Last weekend Ludlow festival kicked off its 50th anniversary in the profound hope that the rain Gods would lay off. The key element of the festival has always been a fortnight of performances of a Shakespeare play – this year, Romeo & Juliet – held in the magnificent arena of Ludlow Castle’s inner bailey. On a warm summer’s evening, as the swifts swoop across a pinkened sky, there can be few more lovely settings.
In the cold rain, it is a species of purgatory.

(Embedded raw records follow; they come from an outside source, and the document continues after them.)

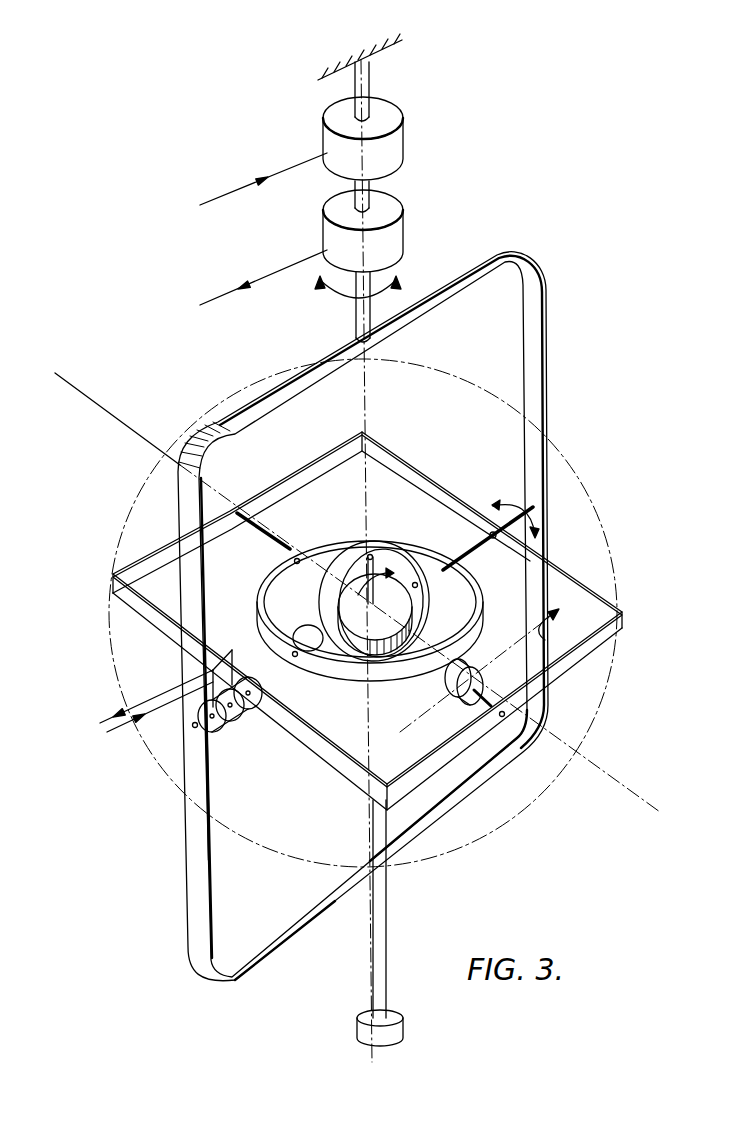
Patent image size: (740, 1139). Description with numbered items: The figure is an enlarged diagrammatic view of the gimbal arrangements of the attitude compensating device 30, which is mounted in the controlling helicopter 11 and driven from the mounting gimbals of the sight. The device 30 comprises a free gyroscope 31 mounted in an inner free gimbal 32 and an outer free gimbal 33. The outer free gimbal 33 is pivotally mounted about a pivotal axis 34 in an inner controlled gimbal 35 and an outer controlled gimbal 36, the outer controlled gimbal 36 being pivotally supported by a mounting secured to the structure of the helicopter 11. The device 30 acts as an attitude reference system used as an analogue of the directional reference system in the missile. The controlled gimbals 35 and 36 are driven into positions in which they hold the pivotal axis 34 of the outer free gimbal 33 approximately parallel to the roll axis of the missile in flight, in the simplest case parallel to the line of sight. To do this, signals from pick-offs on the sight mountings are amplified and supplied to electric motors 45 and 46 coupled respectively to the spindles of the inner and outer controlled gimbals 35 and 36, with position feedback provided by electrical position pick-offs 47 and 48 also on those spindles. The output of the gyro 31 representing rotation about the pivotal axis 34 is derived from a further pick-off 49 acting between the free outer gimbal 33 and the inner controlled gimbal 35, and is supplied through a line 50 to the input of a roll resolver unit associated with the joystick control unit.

The helicopter 11 is at (397, 1002).
The attitude compensating device 30 is at (557, 362).
The free gyroscope 31 is at (400, 590).
The inner free gimbal 32 is at (427, 607).
The outer free gimbal 33 is at (396, 677).
The pivotal axis 34 is at (122, 422).
The inner controlled gimbal 35 is at (583, 580).
The outer controlled gimbal 36 is at (198, 773).
The electric motor 45 is at (220, 733).
The electric motor 46 is at (405, 137).
The electrical position pick-off 47 is at (250, 715).
The electrical position pick-off 48 is at (404, 238).
The pick-off 49 is at (443, 700).
The line 50 is at (545, 640).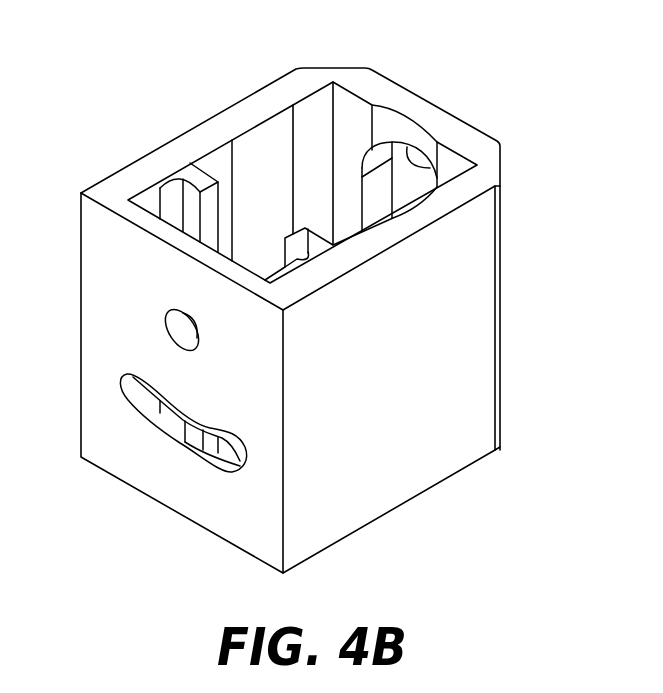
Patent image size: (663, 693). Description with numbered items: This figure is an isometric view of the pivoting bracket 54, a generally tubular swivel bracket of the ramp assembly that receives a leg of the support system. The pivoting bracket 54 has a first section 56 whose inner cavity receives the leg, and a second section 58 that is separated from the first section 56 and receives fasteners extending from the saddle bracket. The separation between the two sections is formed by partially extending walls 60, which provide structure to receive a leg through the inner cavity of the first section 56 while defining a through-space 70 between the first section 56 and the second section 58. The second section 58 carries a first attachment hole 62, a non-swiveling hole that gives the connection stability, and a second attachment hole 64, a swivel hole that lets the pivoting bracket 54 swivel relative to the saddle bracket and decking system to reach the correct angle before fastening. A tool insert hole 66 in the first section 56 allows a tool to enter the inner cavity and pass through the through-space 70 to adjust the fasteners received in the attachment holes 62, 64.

The pivoting bracket 54 is at (467, 68).
The first section 56 is at (343, 112).
The second section 58 is at (149, 193).
The partially extending walls 60 is at (216, 192).
The first attachment hole 62 is at (175, 330).
The second attachment hole 64 is at (142, 415).
The tool insert hole 66 is at (428, 170).
The through-space 70 is at (285, 238).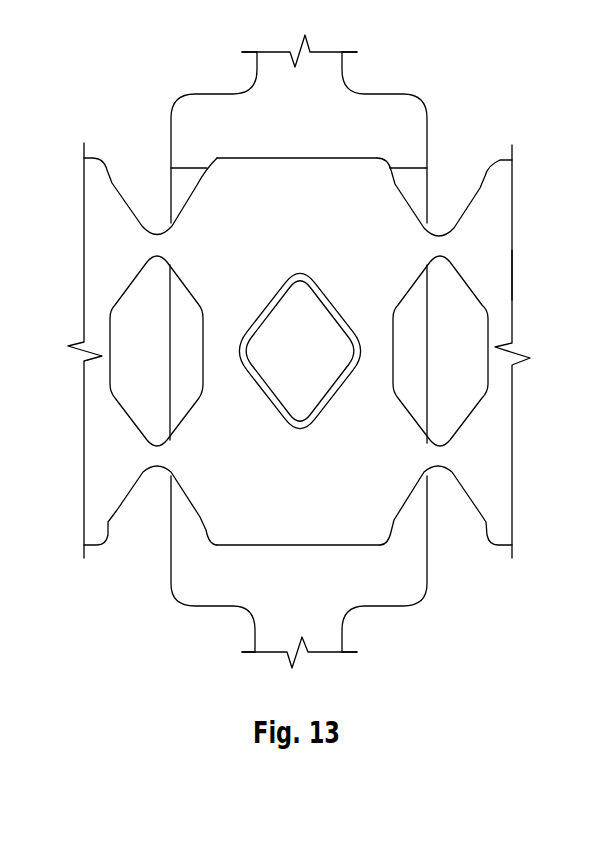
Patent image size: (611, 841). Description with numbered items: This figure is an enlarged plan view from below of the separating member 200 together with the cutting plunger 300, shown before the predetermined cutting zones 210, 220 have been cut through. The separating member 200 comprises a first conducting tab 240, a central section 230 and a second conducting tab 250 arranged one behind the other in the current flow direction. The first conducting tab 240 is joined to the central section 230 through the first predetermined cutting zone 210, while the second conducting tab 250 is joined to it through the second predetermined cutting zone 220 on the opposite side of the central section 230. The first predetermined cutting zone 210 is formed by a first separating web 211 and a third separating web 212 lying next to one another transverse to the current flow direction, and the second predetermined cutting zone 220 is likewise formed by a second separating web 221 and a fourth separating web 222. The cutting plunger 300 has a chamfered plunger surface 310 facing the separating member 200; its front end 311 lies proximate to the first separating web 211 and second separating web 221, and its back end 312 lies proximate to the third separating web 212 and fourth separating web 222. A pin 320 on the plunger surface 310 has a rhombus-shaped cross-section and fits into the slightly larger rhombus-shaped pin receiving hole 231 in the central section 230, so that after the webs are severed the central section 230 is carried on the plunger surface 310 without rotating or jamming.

The separating member 200 is at (495, 231).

Alongside the play, other shows, concerts and talks have been put on in an attempt to develop the fortnight into a full-blown arts festival, although somehow this has never really evolved into the recognisably cohesive, focused occasion it could be. Nevertheless, some of the individual events are imaginatively conceived, as was a concert performed by English Ayres on Sunday night in the magnificent, west-facing dining-room of Oakly Park House, three miles north of Ludlow. The Georgian mansion, home of Lord and Lady Windsor, was reordered extensively in the 1820s for Lord Windsor’s ancestor, the Hon Robert Clive by C R Cockerell and is one of his and Shropshire’s finest. Before the concert we stood on the lawn in front of the house, looking across paddocks and parkland liberally strewn with the venerable oaks that gave the park its name, while we drank a few glasses of champagne.
English Ayres is a trio consisting of Jeni Melia (soprano & violin) Lindsay Braga (violin) and Chris Goodwin (baritone, lute and theorbo). To enhance my appreciation of the event, I went to see and hear them with old friend and lutenist, Damian Russell. We were not disappointed.
Leader Chris Goodwin had made an effort to create a concert that reflected our presence in Marcher country and spanned a wide range of music for such an ensemble. It opened with some hauntingly beautiful settings of medieval songs for violin and soprano by Gustav Holst. The first excitement was hearing Jeni Melia’s unusual and truly breathtaking singing. Untainted by the operatic schools that still encourage a heavy dressing of vibrato, her voice is one of great purity and tonal accuracy, which in some senses put one in mind of a traditional Cathedral boy’s voice.
The Holst was followed by a series of Vaughan Williams’ arrangements of folk songs and Along the Fields, a cycle of poems with a local flavour by A E Houseman.
After a short champagne break, the concert regressed to a musical tour of the 17th Century Welsh Marches with music by Frances Pilkington, Lord Herbert of Chirbury and other local composers of the early c17th, delivered by Chris Goodwin on lute and theorbo (a kind of double-bass lute), some in his mellifluous baritone voice. This led on to an abridged version of Milton’s early masque, Comus, which had its first performance in Ludlow Castle in 1634. The music for it and the commission for Milton to write the (frankly, pretty lightweight) fantasy came from Henry Lawes, music teacher to the Earl of Bridgewater’s family. The Masque was put on to mark the earl’s inauguration at the castle as Lord Lieutenant to the Marcher counties. It was based on the real story of his daughter, Lady Alice Egerton (Bridgewater’s daughter) and her two brothers getting lost in Haywood Forest while coming back from Herefordshire one summer’s night.
The acoustics in Cockerell’s dining-room were excellent and it was easy to drift back in time to the gentle strains of the lute and the beefier throb of the theorbo while Jeni Melia’s sweet voice with its rare, haunting quality did not flag in a most unusual and beautifully conceived entertainment.